Intro to Selling Internet Businesses: Part 1

Ryan Sorensen

Ryan Sorensen – Acquisition Station

With the news last month of the internet company Alibaba becoming America’s largest IPO in history and being valued higher than Facebook, Amazon, and Ebay after its first day of trading (see here), it is hard not to get excited about the lucrative internet business space.

As a broker selling close to $4M worth of internet businesses such as e-Commerce stores, SaaS and software products, online services, content sites, etc., I have seen an increase in buyer demand, and consequently valuation multiples, for these types of businesses. This is fueled by the fact that they can be managed from anywhere with an internet connection, typically have no physical inventory and relatively low overhead, and can be improved and expanded quickly.

I hope the following will help those of you with access to internet business listings to 1. Feel more comfortable about the process, 2. Better educate and serve your buyers, and 3. To make more sales!

What’s popular these days?

The most popular internet businesses tend to have the right combination of workload, technical expertise needed, proprietary items, and long term stability and growth potential. Out of the ~80 transactions I’ve been involved with in the last 3 years, here is what has sold from most to least:

  • Free content sites with ads (shifting down recently because of Google’s unpredictability)
  • Affiliate sites and lead generation
  • E-Commerce
  • SaaS and software (shifting up recently for its proprietary nature)
  • Paid content membership sites
  • Online services
  • Forums
  • Directories

Online tools you should get familiar with

Internet businesses rely on web traffic to make sales. As such, it’s most often the first thing potential buyers look at to determine the growth potential of the business. Here are a few tools that I use to examine traffic sources: – one of the best traffic analysis tools on the market. The free version will give you a quick snapshot of the trends and competition of search engine traffic, keyword rankings, and paid traffic sources. – this free tool will give you a quick look into the reputation of the site as determined by who is linking back to it. Backlinks should still be relevant for Google’s search engine algorithm for years to come (see here).

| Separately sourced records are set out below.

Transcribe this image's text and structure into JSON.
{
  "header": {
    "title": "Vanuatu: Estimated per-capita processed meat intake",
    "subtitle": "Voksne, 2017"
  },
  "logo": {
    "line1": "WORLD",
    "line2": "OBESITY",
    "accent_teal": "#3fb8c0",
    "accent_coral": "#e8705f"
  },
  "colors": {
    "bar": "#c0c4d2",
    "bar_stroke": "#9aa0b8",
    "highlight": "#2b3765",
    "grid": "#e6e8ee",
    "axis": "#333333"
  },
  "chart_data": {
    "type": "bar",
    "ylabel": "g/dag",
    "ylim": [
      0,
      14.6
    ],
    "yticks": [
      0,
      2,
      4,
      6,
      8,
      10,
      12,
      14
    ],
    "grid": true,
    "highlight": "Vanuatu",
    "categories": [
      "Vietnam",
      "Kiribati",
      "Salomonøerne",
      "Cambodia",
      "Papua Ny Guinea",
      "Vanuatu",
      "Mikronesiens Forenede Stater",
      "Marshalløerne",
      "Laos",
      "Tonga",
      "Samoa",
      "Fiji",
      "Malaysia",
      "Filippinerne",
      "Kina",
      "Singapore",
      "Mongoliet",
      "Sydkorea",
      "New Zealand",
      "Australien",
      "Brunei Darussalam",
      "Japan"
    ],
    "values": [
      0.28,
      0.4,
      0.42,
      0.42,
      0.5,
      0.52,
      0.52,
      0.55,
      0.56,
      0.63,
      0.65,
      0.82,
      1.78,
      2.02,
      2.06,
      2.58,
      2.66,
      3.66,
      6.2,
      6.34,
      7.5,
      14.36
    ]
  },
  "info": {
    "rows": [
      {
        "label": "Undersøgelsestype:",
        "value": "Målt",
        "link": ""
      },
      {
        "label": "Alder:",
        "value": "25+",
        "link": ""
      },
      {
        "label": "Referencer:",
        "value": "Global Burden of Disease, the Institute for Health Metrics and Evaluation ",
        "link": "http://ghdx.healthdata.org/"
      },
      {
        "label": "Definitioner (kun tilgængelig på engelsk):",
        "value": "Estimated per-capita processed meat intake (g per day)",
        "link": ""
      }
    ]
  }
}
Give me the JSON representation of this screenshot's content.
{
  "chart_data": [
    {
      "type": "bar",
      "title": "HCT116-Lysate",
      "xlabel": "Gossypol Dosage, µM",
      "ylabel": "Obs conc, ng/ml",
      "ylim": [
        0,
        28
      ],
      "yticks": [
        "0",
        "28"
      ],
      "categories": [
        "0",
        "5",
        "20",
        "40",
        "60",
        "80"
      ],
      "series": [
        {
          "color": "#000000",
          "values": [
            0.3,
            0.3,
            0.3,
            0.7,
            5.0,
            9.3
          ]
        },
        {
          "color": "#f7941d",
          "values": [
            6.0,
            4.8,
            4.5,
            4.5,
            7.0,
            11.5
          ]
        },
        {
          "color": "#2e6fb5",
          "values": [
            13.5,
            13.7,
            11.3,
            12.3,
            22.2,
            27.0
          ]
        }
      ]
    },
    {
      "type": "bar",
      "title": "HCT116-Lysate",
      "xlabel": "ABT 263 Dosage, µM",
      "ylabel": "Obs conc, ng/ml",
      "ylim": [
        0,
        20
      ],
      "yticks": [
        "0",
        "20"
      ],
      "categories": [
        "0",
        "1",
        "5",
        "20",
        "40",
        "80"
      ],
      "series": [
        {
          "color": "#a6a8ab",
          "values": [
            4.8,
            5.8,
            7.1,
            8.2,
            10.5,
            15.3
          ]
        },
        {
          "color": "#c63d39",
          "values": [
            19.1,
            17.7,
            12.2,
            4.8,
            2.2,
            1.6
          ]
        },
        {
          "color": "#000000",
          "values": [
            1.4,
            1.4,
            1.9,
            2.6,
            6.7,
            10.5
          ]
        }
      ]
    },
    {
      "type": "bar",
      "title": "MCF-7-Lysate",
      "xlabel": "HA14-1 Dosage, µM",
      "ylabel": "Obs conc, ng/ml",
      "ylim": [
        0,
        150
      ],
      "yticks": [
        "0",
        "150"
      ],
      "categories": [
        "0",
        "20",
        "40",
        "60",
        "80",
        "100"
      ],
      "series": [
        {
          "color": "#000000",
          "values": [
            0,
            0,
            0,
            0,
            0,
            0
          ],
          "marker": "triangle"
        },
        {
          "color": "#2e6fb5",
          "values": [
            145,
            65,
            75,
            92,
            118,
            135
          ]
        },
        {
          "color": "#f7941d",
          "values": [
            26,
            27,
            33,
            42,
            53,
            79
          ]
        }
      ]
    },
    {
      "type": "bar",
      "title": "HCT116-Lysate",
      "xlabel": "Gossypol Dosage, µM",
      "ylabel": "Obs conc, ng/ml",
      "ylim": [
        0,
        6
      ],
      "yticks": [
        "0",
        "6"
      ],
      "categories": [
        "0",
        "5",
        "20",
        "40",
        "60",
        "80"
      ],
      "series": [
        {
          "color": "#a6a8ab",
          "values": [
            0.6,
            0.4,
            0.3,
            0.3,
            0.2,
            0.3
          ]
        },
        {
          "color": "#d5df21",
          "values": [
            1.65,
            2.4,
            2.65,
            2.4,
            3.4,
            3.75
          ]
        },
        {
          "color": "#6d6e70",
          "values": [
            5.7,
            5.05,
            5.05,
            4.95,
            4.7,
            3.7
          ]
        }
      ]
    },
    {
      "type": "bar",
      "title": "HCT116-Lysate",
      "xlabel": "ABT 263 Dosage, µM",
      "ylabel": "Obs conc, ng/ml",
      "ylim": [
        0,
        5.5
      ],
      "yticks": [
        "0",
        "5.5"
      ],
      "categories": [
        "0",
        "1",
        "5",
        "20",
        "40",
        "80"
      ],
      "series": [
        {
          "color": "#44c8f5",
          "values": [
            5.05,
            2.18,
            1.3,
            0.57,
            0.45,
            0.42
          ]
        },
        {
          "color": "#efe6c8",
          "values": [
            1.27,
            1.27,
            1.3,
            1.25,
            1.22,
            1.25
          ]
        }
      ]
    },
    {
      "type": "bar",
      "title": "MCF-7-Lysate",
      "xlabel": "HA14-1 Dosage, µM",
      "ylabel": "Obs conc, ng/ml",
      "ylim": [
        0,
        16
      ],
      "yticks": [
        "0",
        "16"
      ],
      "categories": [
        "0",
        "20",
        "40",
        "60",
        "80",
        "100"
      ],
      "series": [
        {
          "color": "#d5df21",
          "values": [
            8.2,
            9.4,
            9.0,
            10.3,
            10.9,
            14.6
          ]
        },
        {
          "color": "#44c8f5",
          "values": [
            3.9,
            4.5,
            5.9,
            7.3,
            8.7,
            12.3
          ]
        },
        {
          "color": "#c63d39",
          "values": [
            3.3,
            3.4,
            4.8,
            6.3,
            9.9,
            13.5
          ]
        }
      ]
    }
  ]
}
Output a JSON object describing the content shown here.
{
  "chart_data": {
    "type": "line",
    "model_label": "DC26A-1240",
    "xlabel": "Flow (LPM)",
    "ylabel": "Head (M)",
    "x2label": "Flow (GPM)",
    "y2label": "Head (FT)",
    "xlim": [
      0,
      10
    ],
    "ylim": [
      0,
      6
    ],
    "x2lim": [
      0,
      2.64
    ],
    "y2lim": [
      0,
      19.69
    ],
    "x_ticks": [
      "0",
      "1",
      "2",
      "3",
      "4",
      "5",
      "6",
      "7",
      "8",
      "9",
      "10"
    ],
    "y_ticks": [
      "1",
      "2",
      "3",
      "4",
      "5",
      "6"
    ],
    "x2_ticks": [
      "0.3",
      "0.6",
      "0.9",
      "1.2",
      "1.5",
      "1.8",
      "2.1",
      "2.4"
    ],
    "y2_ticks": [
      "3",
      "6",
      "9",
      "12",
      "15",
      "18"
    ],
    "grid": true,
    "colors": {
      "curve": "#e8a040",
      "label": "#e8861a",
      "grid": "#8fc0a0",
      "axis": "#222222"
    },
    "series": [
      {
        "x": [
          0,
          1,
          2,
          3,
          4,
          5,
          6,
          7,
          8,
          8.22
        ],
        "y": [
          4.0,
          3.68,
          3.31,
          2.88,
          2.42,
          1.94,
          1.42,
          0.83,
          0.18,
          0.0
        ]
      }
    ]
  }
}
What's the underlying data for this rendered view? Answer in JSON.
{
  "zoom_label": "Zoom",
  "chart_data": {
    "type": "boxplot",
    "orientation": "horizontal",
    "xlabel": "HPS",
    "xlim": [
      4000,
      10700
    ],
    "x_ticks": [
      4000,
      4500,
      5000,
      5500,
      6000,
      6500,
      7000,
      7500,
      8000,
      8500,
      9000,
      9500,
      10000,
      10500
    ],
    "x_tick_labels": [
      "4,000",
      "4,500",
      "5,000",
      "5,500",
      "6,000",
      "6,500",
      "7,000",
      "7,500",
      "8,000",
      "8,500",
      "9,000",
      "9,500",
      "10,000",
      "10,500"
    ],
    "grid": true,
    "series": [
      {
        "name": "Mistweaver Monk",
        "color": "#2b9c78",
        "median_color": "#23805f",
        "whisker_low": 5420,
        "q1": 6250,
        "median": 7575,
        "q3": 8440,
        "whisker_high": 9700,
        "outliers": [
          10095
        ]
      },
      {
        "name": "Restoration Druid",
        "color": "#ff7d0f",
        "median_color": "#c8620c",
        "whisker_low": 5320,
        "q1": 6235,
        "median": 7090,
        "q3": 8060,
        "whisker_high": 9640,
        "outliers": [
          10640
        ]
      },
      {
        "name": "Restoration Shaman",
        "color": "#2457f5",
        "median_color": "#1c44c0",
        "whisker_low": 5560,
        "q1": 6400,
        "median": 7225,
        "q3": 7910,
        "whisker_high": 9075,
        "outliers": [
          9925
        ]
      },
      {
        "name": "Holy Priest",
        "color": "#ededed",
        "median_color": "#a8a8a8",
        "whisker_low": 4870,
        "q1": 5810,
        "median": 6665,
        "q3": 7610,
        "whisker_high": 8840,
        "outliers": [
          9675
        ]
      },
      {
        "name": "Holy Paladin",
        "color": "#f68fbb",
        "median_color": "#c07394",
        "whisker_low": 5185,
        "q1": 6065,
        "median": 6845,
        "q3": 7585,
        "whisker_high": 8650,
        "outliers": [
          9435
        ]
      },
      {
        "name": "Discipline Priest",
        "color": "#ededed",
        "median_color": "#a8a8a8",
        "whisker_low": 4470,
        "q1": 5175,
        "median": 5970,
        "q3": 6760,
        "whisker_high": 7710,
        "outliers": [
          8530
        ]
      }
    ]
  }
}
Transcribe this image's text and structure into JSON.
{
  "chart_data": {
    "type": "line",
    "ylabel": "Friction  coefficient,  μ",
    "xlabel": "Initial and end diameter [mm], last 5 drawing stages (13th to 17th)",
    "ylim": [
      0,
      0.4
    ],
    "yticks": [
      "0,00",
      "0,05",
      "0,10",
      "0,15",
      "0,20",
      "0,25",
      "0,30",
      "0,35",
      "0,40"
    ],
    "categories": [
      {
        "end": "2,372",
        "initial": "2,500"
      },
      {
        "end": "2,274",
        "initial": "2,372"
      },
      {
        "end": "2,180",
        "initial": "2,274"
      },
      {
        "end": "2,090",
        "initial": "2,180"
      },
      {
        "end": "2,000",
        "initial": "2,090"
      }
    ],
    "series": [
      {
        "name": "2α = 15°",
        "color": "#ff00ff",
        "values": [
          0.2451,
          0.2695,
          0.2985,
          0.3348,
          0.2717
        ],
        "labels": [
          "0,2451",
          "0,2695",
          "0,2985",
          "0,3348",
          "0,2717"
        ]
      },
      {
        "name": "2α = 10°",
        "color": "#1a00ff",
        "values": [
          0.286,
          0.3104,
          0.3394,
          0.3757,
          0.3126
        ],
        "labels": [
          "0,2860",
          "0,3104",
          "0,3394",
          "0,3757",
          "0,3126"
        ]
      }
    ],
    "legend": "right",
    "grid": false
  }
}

Google trends – with data collected from Google search results, this is a great way to determine the direction of a particular niche, product, topic, etc. Be sure to search multiple keywords surrounding the industry, business model, and in some cases the business name.

Google analytics – this is currently the most trusted analytics tool amongst buyers as it shows valuable data and trends, and more importantly gives insights into how the business can be improved upon. Always check to see if the website has Google analytics installed and ask for user access from the seller so you can save off PDF reports for buyers.

Note: The main sources of web traffic are search engines (keyword rankings), referring sites (links from other sites back to the site), paid (Google Adwords, banner ads, etc.), social media (FB, Twitter, etc.), and direct (user types the URL directly into browser).

Common red flags and scams

It’s tough to convince buyers to spend tens of thousands of dollars on something they can’t physically touch or observe, so it’s critical to provide quality proof of revenue, expenses, business relationships, user data, etc. through screenshots, video conferences, downloadable reports, tax returns, etc.

I’d say the majority of internet business owners are honest, hard-working people, but there are some that try to take advantage and it’s important to be aware for the sake of your buyers.

The most common red flags and scams are:

  • Fake revenue screenshots. There are programs that make it easy to switch the numbers directly on a webpage, so it’s important to have the seller login to their merchant accounts live while on a video conference call and have them download and send you the reports. Back these up with tax returns, online shopping cart reports, and bank statements when available.
  • Fake traffic. It is possible to blast a website with fake traffic (bots, hired people) for a few months that can actually produce some income, but which usually quickly disappears after the site has been sold. Look for unnatural spikes in traffic and backlinks, and be sure to ask the seller specifically what they’ve done and who they’ve worked with to get traffic.
  • Seller unwilling to share all requested DD items. For example, be aware of revenue proof that only show the numbers and not the account name, URL source, and dates.
  • Generic reason for the sale. Dig deeper into why someone is selling, even if their stated reason might be true (no time to run it, lack of interest, other projects, etc.).